Als Tochter des wohlhabenden britischen Geschäftsmannes und Aristokrats Richard Croft (Dominic West) genoss Lara Croft (Alicia Vikander) eine vielseitige Ausbildung und alle Türen standen ihr offen. Doch seit ihr Vater sieben Jahre zuvor spurlos verschwunden ist, lebt sie ziellos in den Tag hinein, verdient ihr mageres Einkommen als Fahrradkurierin und weigert sich, das Imperium ihres Vaters zu übernehmen. Denn das würde bedeuten, seinen Tod offiziell anzuerkennen.
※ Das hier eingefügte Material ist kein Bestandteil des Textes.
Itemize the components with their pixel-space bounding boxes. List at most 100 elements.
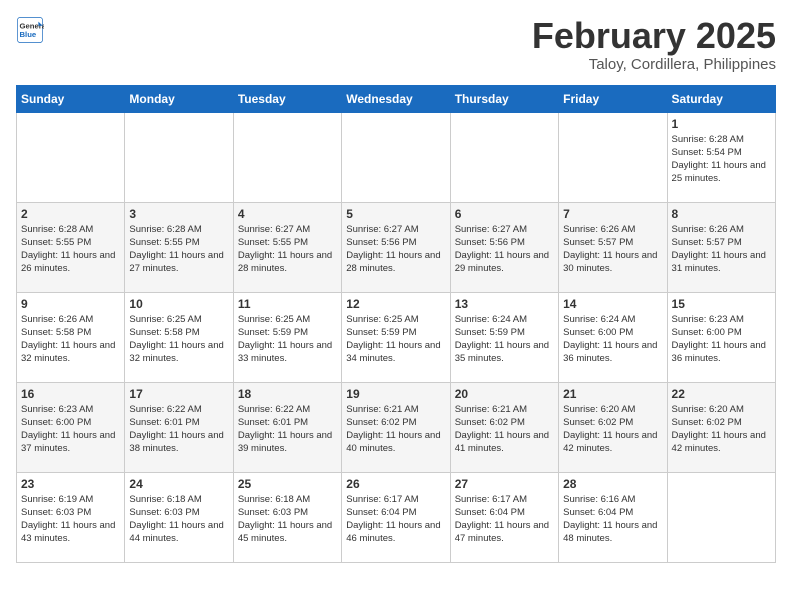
day-info: Sunrise: 6:27 AM Sunset: 5:56 PM Dayligh… [455,223,554,276]
day-number: 9 [21,297,120,311]
day-cell: 2 Sunrise: 6:28 AM Sunset: 5:55 PM Daylig… [17,202,125,292]
day-info: Sunrise: 6:18 AM Sunset: 6:03 PM Dayligh… [129,493,228,546]
day-info: Sunrise: 6:17 AM Sunset: 6:04 PM Dayligh… [455,493,554,546]
calendar-title: February 2025 [532,16,776,56]
day-info: Sunrise: 6:21 AM Sunset: 6:02 PM Dayligh… [346,403,445,456]
day-cell [342,112,450,202]
day-number: 28 [563,477,662,491]
day-number: 6 [455,207,554,221]
day-number: 11 [238,297,337,311]
day-cell: 3Sunrise: 6:28 AM Sunset: 5:55 PM Daylig… [125,202,233,292]
weekday-header-friday: Friday [559,85,667,112]
day-info: Sunrise: 6:21 AM Sunset: 6:02 PM Dayligh… [455,403,554,456]
day-cell: 27 Sunrise: 6:17 AM Sunset: 6:04 PM Dayli… [450,472,558,562]
day-info: Sunrise: 6:17 AM Sunset: 6:04 PM Dayligh… [346,493,445,546]
weekday-row: SundayMondayTuesdayWednesdayThursdayFrid… [17,85,776,112]
day-cell: 17 Sunrise: 6:22 AM Sunset: 6:01 PM Dayli… [125,382,233,472]
day-number: 8 [672,207,771,221]
day-number: 17 [129,387,228,401]
day-info: Sunrise: 6:26 AM Sunset: 5:58 PM Dayligh… [21,313,120,366]
day-cell: 12 Sunrise: 6:25 AM Sunset: 5:59 PM Dayli… [342,292,450,382]
day-cell: 5 Sunrise: 6:27 AM Sunset: 5:56 PM Daylig… [342,202,450,292]
weekday-header-wednesday: Wednesday [342,85,450,112]
day-info: Sunrise: 6:28 AM Sunset: 5:54 PM Dayligh… [672,133,771,186]
day-info: Sunrise: 6:25 AM Sunset: 5:58 PM Dayligh… [129,313,228,366]
day-cell: 26 Sunrise: 6:17 AM Sunset: 6:04 PM Dayli… [342,472,450,562]
weekday-header-thursday: Thursday [450,85,558,112]
day-info: Sunrise: 6:23 AM Sunset: 6:00 PM Dayligh… [672,313,771,366]
svg-text:General: General [20,22,45,31]
day-cell: 28 Sunrise: 6:16 AM Sunset: 6:04 PM Dayli… [559,472,667,562]
day-info: Sunrise: 6:16 AM Sunset: 6:04 PM Dayligh… [563,493,662,546]
day-info: Sunrise: 6:22 AM Sunset: 6:01 PM Dayligh… [129,403,228,456]
day-info: Sunrise: 6:28 AM Sunset: 5:55 PM Dayligh… [21,223,120,276]
day-cell [17,112,125,202]
day-cell: 16 Sunrise: 6:23 AM Sunset: 6:00 PM Dayli… [17,382,125,472]
day-info: Sunrise: 6:28 AM Sunset: 5:55 PM Dayligh… [129,223,228,276]
day-info: Sunrise: 6:20 AM Sunset: 6:02 PM Dayligh… [672,403,771,456]
weekday-header-sunday: Sunday [17,85,125,112]
day-info: Sunrise: 6:22 AM Sunset: 6:01 PM Dayligh… [238,403,337,456]
calendar-table: SundayMondayTuesdayWednesdayThursdayFrid… [16,85,776,563]
day-cell: 9 Sunrise: 6:26 AM Sunset: 5:58 PM Daylig… [17,292,125,382]
day-cell: 13Sunrise: 6:24 AM Sunset: 5:59 PM Dayli… [450,292,558,382]
calendar-header: SundayMondayTuesdayWednesdayThursdayFrid… [17,85,776,112]
day-cell: 22 Sunrise: 6:20 AM Sunset: 6:02 PM Dayli… [667,382,775,472]
day-cell: 4 Sunrise: 6:27 AM Sunset: 5:55 PM Daylig… [233,202,341,292]
day-number: 20 [455,387,554,401]
day-cell: 10 Sunrise: 6:25 AM Sunset: 5:58 PM Dayli… [125,292,233,382]
weekday-header-tuesday: Tuesday [233,85,341,112]
day-cell [125,112,233,202]
day-info: Sunrise: 6:27 AM Sunset: 5:55 PM Dayligh… [238,223,337,276]
logo-icon: General Blue [16,16,44,44]
day-number: 22 [672,387,771,401]
day-cell: 6 Sunrise: 6:27 AM Sunset: 5:56 PM Daylig… [450,202,558,292]
weekday-header-monday: Monday [125,85,233,112]
day-info: Sunrise: 6:27 AM Sunset: 5:56 PM Dayligh… [346,223,445,276]
day-info: Sunrise: 6:23 AM Sunset: 6:00 PM Dayligh… [21,403,120,456]
day-cell: 8 Sunrise: 6:26 AM Sunset: 5:57 PM Daylig… [667,202,775,292]
day-cell: 7Sunrise: 6:26 AM Sunset: 5:57 PM Daylig… [559,202,667,292]
day-number: 2 [21,207,120,221]
weekday-header-saturday: Saturday [667,85,775,112]
day-info: Sunrise: 6:20 AM Sunset: 6:02 PM Dayligh… [563,403,662,456]
day-number: 4 [238,207,337,221]
week-row-0: 1 Sunrise: 6:28 AM Sunset: 5:54 PM Daylig… [17,112,776,202]
page-header: General Blue February 2025 Taloy, Cordil… [16,16,776,73]
title-block: February 2025 Taloy, Cordillera, Philipp… [532,16,776,73]
day-info: Sunrise: 6:18 AM Sunset: 6:03 PM Dayligh… [238,493,337,546]
week-row-1: 2 Sunrise: 6:28 AM Sunset: 5:55 PM Daylig… [17,202,776,292]
day-cell: 23Sunrise: 6:19 AM Sunset: 6:03 PM Dayli… [17,472,125,562]
logo: General Blue [16,16,44,44]
day-info: Sunrise: 6:26 AM Sunset: 5:57 PM Dayligh… [672,223,771,276]
day-number: 24 [129,477,228,491]
day-cell: 14Sunrise: 6:24 AM Sunset: 6:00 PM Dayli… [559,292,667,382]
day-cell: 24 Sunrise: 6:18 AM Sunset: 6:03 PM Dayli… [125,472,233,562]
day-info: Sunrise: 6:25 AM Sunset: 5:59 PM Dayligh… [238,313,337,366]
day-number: 16 [21,387,120,401]
day-number: 14 [563,297,662,311]
day-cell: 1 Sunrise: 6:28 AM Sunset: 5:54 PM Daylig… [667,112,775,202]
day-cell: 15Sunrise: 6:23 AM Sunset: 6:00 PM Dayli… [667,292,775,382]
day-cell [559,112,667,202]
day-cell: 19Sunrise: 6:21 AM Sunset: 6:02 PM Dayli… [342,382,450,472]
day-cell: 21 Sunrise: 6:20 AM Sunset: 6:02 PM Dayli… [559,382,667,472]
day-number: 10 [129,297,228,311]
day-number: 26 [346,477,445,491]
calendar-body: 1 Sunrise: 6:28 AM Sunset: 5:54 PM Daylig… [17,112,776,562]
day-number: 5 [346,207,445,221]
day-number: 1 [672,117,771,131]
day-info: Sunrise: 6:25 AM Sunset: 5:59 PM Dayligh… [346,313,445,366]
week-row-3: 16 Sunrise: 6:23 AM Sunset: 6:00 PM Dayli… [17,382,776,472]
day-number: 25 [238,477,337,491]
day-number: 21 [563,387,662,401]
day-cell: 11 Sunrise: 6:25 AM Sunset: 5:59 PM Dayli… [233,292,341,382]
day-number: 12 [346,297,445,311]
day-number: 23 [21,477,120,491]
calendar-subtitle: Taloy, Cordillera, Philippines [532,56,776,73]
day-info: Sunrise: 6:24 AM Sunset: 5:59 PM Dayligh… [455,313,554,366]
svg-text:Blue: Blue [20,30,37,39]
day-number: 27 [455,477,554,491]
day-info: Sunrise: 6:26 AM Sunset: 5:57 PM Dayligh… [563,223,662,276]
week-row-4: 23Sunrise: 6:19 AM Sunset: 6:03 PM Dayli… [17,472,776,562]
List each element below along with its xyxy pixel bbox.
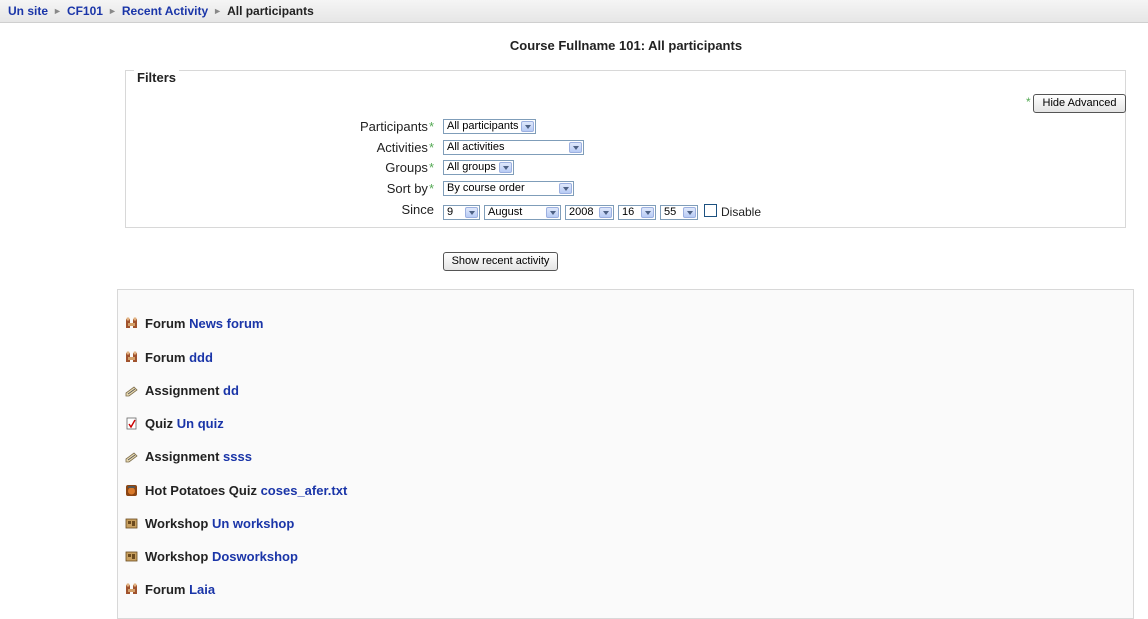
activity-item: Forum ddd [125, 350, 213, 366]
activity-link[interactable]: dd [223, 383, 239, 398]
chevron-down-icon [465, 207, 478, 218]
activity-type: Workshop [145, 516, 209, 531]
activity-link[interactable]: Un workshop [212, 516, 294, 531]
page-title: Course Fullname 101: All participants [509, 38, 743, 53]
activity-item: Workshop Dosworkshop [125, 549, 298, 565]
participants-label: Participants* [360, 119, 434, 134]
sort-by-select[interactable]: By course order [443, 181, 574, 196]
breadcrumb-current: All participants [227, 4, 314, 18]
activities-select[interactable]: All activities [443, 140, 584, 155]
activity-type: Workshop [145, 549, 209, 564]
activity-type: Assignment [145, 449, 220, 464]
chevron-down-icon [599, 207, 612, 218]
workshop-icon [125, 518, 138, 529]
breadcrumb-separator-icon: ► [107, 6, 117, 16]
activity-item: Workshop Un workshop [125, 516, 294, 532]
activity-type: Forum [145, 350, 186, 365]
chevron-down-icon [641, 207, 654, 218]
activity-list-box [117, 289, 1134, 619]
groups-select[interactable]: All groups [443, 160, 514, 175]
chevron-down-icon [683, 207, 696, 218]
sort-by-label: Sort by* [386, 181, 434, 196]
breadcrumb-link-site[interactable]: Un site [8, 4, 48, 18]
activity-link[interactable]: ddd [189, 350, 213, 365]
filters-legend: Filters [134, 70, 180, 85]
activity-link[interactable]: Laia [189, 582, 215, 597]
forum-icon [126, 583, 137, 594]
workshop-icon [125, 551, 138, 562]
chevron-down-icon [499, 162, 512, 173]
since-day-select[interactable]: 9 [443, 205, 480, 220]
since-month-select[interactable]: August [484, 205, 561, 220]
activities-label: Activities* [376, 140, 434, 155]
activity-item: Assignment dd [125, 383, 239, 399]
chevron-down-icon [559, 183, 572, 194]
forum-icon [126, 317, 137, 328]
disable-label: Disable [721, 205, 762, 219]
chevron-down-icon [546, 207, 559, 218]
breadcrumb-link-course[interactable]: CF101 [67, 4, 103, 18]
activity-item: Assignment ssss [125, 449, 252, 465]
navigation-bar: Un site ► CF101 ► Recent Activity ► All partic… [0, 0, 1148, 23]
since-year-select[interactable]: 2008 [565, 205, 614, 220]
activity-type: Forum [145, 582, 186, 597]
activity-item: Forum News forum [125, 316, 263, 332]
required-marker: * [1026, 95, 1031, 109]
activity-type: Quiz [145, 416, 174, 431]
quiz-icon [126, 417, 137, 430]
breadcrumb: Un site ► CF101 ► Recent Activity ► All partic… [8, 4, 314, 18]
breadcrumb-separator-icon: ► [53, 6, 62, 16]
participants-select[interactable]: All participants [443, 119, 536, 134]
show-recent-activity-button[interactable]: Show recent activity [443, 252, 558, 271]
since-hour-select[interactable]: 16 [618, 205, 656, 220]
disable-checkbox[interactable] [704, 204, 717, 217]
activity-type: Assignment [145, 383, 220, 398]
hotpot-icon [126, 485, 137, 496]
activity-type: Hot Potatoes Quiz [145, 483, 257, 498]
activity-item: Forum Laia [125, 582, 215, 598]
breadcrumb-link-recent-activity[interactable]: Recent Activity [122, 4, 208, 18]
chevron-down-icon [569, 142, 582, 153]
since-label: Since [401, 202, 434, 217]
assignment-icon [125, 452, 138, 463]
activity-link[interactable]: Un quiz [177, 416, 224, 431]
groups-label: Groups* [385, 160, 434, 175]
breadcrumb-separator-icon: ► [213, 6, 223, 16]
activity-link[interactable]: Dosworkshop [212, 549, 298, 564]
activity-item: Quiz Un quiz [125, 416, 224, 432]
activity-link[interactable]: News forum [189, 316, 263, 331]
chevron-down-icon [521, 121, 534, 132]
activity-link[interactable]: ssss [223, 449, 252, 464]
activity-type: Forum [145, 316, 186, 331]
assignment-icon [125, 386, 138, 397]
since-minute-select[interactable]: 55 [660, 205, 698, 220]
activity-link[interactable]: coses_afer.txt [261, 483, 348, 498]
hide-advanced-button[interactable]: Hide Advanced [1033, 94, 1126, 113]
activity-item: Hot Potatoes Quiz coses_afer.txt [125, 483, 347, 499]
forum-icon [126, 351, 137, 362]
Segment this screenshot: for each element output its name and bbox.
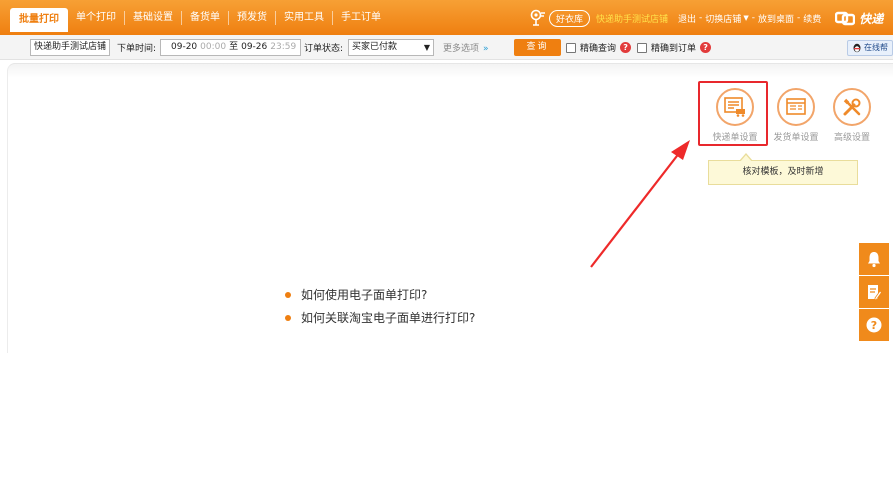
svg-text:?: ?: [871, 319, 877, 332]
bullet-icon: [285, 314, 291, 321]
notification-button[interactable]: [859, 243, 889, 275]
edit-note-icon: [868, 285, 882, 301]
side-toolbar: ?: [859, 243, 889, 342]
list-item[interactable]: 如何关联淘宝电子面单进行打印?: [285, 306, 475, 329]
feedback-button[interactable]: [859, 276, 889, 308]
help-link-taobao[interactable]: 如何关联淘宝电子面单进行打印?: [301, 309, 475, 326]
question-icon: ?: [866, 317, 882, 333]
help-links: 如何使用电子面单打印? 如何关联淘宝电子面单进行打印?: [285, 283, 475, 329]
help-link-ewaybill[interactable]: 如何使用电子面单打印?: [301, 286, 427, 303]
annotation-arrow: [590, 140, 690, 268]
list-item[interactable]: 如何使用电子面单打印?: [285, 283, 475, 306]
bullet-icon: [285, 291, 291, 298]
bell-icon: [868, 252, 880, 268]
help-button[interactable]: ?: [859, 309, 889, 341]
app-window: 批量打印 单个打印 基础设置 备货单 预发货 实用工具 手工订单 好衣库 快递助…: [0, 0, 893, 484]
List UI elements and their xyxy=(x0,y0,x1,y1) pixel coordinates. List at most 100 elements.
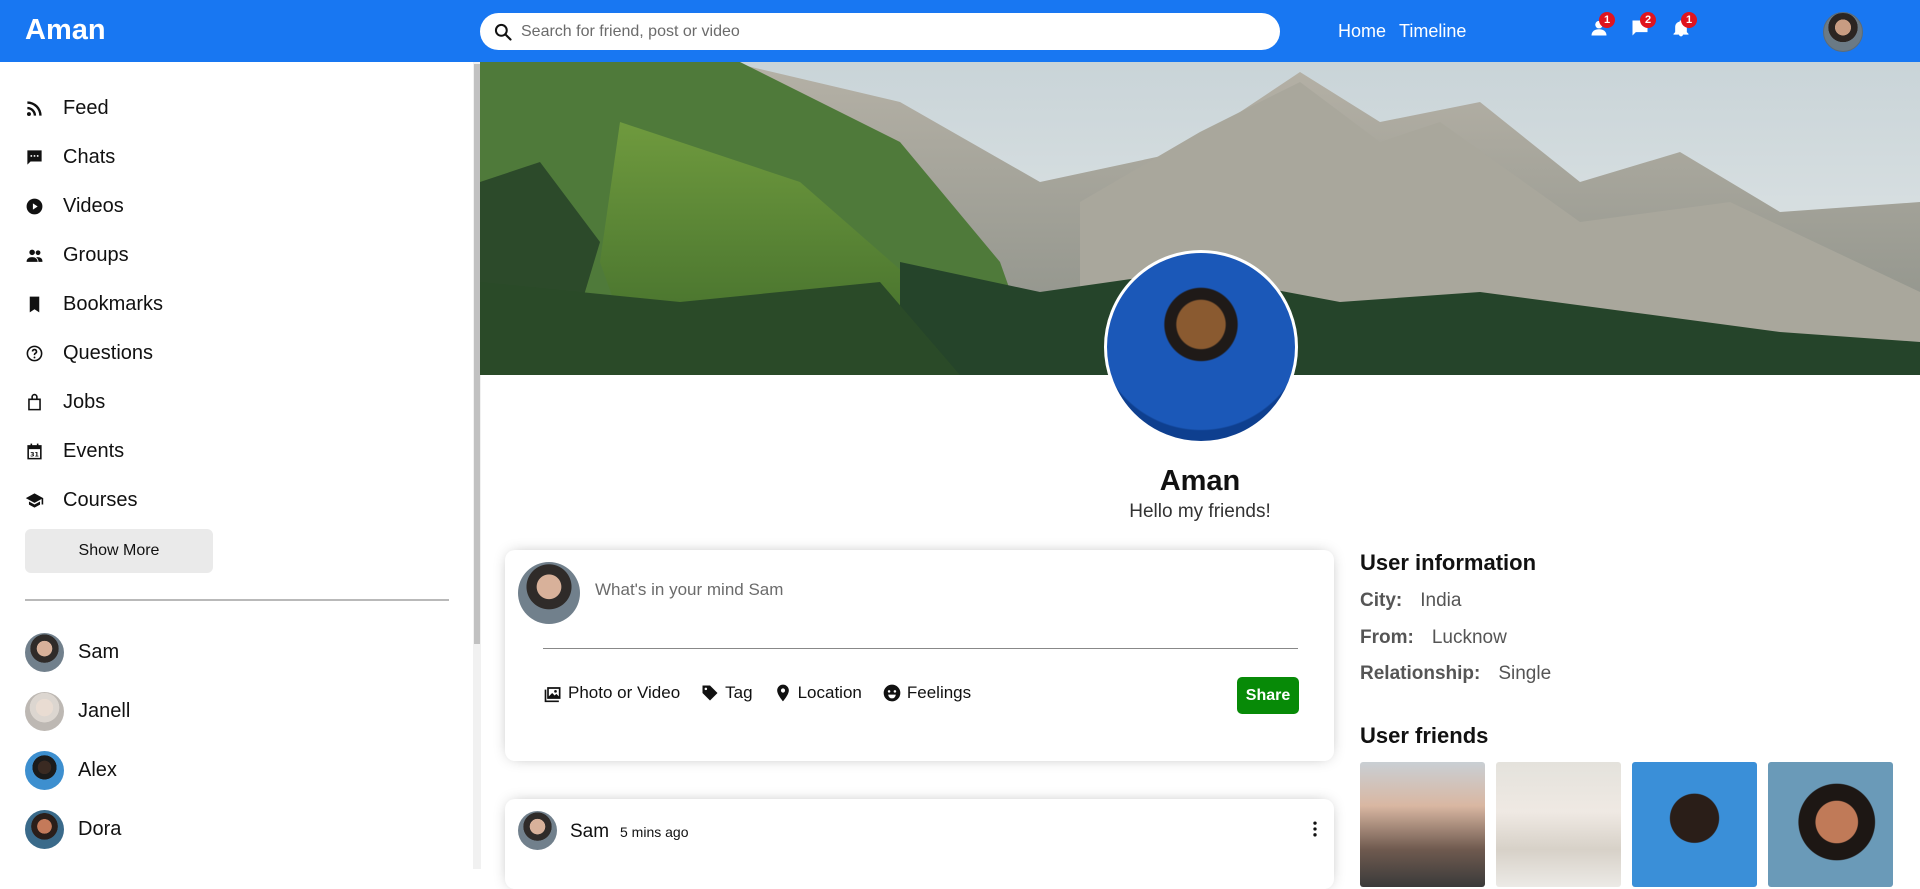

Erst ein Zwischenfall mit der Polizei rüttelt sie wach. Bei der Unterzeichnung der entsprechenden Papiere überreicht ein ehemaliger Geschäftspartner (Derek Jacobi) ihres Vaters ihr ein Puzzle, das eine Nachricht an sie enthält. Diese führt Lara in ein Geheimversteck in der Gruft des Croft-Anwesens und offenbart das Doppelleben von Lord Croft. Als Hobby-Archäologe war er auf der Suche nach dem Grab der sagenumwobenen, mächtigen japanischen Hexe Himiko. Diese vermutete er auf einer Insel im Teufelsmeer, wohin er sich aufmachte, um einer böswilligen Organisation namens Trinity zuvorzukommen, die Himikos vermeintliche Kräfte zu eigenen finsteren Zwecken einsetzen möchte. Anstatt seine Recherchen zu vernichten, damit sie nicht in die falschen Hände fallen, folgt Lara der Spur ihres Vaters und reist über Hongkong mit Hilfe des trinkfesten Kutterkapitäns Lu Ren (Daniel Wu) zur Insel. Dort haben sich jedoch Trinitys skrupellose Söldner, angeführt von Mathias Vogel (Walton Goggins), breitgemacht und bereiten Lara nicht gerade einen warmherzigen Empfang. Auf sich und ihre noch unerprobten Überlebenskünste alleine gestellt, muss Lara ihren Gegnern entweichen und das Rätsel um Himikos Grab lösen.

Kritik

In der allerersten Szene von Lara Croft: Tomb Raider sehen wir Angelina Jolie als titelgebende Heldin, wie sie kopfüber an einem Seil in einem ägyptischen Grab hängt. Sie springt runter, landet elegant und kämpft dann mit knappen Shorts bekleidet und mit zwei an Hüften angebrachten Wummen bewaffnet gegen einen tödlichen Roboter, um an ein Artefakt in der Mitte des Raumes zu gelangen. Wie sich dann herausstellt, ist das Ganze eine Trainingseinheit und das Grab eine Simulation in den Tiefen des gigantischen Croft-Anwesens. Der Vergleich zwischen dieser Szene und Alicia Vikanders Einführung als Lara Croft im Reboot 17 Jahre später stellt wirkungsvoll den Kontrast zwischen den beiden Tomb-Raider-Verfilmungen heraus. Vikanders erster Auftritt ist deutlich weniger spektakulär, wenn auch mit gleich viel Körpereinsatz. Im Boxring kämpft sie gegen eine überlegene Gegnerin – und verliert. Ihre Sportkleidung ist auch schon das freizügigste Outfit, das Lara im neuen Film trägt, denn enge Tops und Shorts, die an Hot Pants grenzen, weichen hier praktischerer Kleidung für die junge Abenteurerin.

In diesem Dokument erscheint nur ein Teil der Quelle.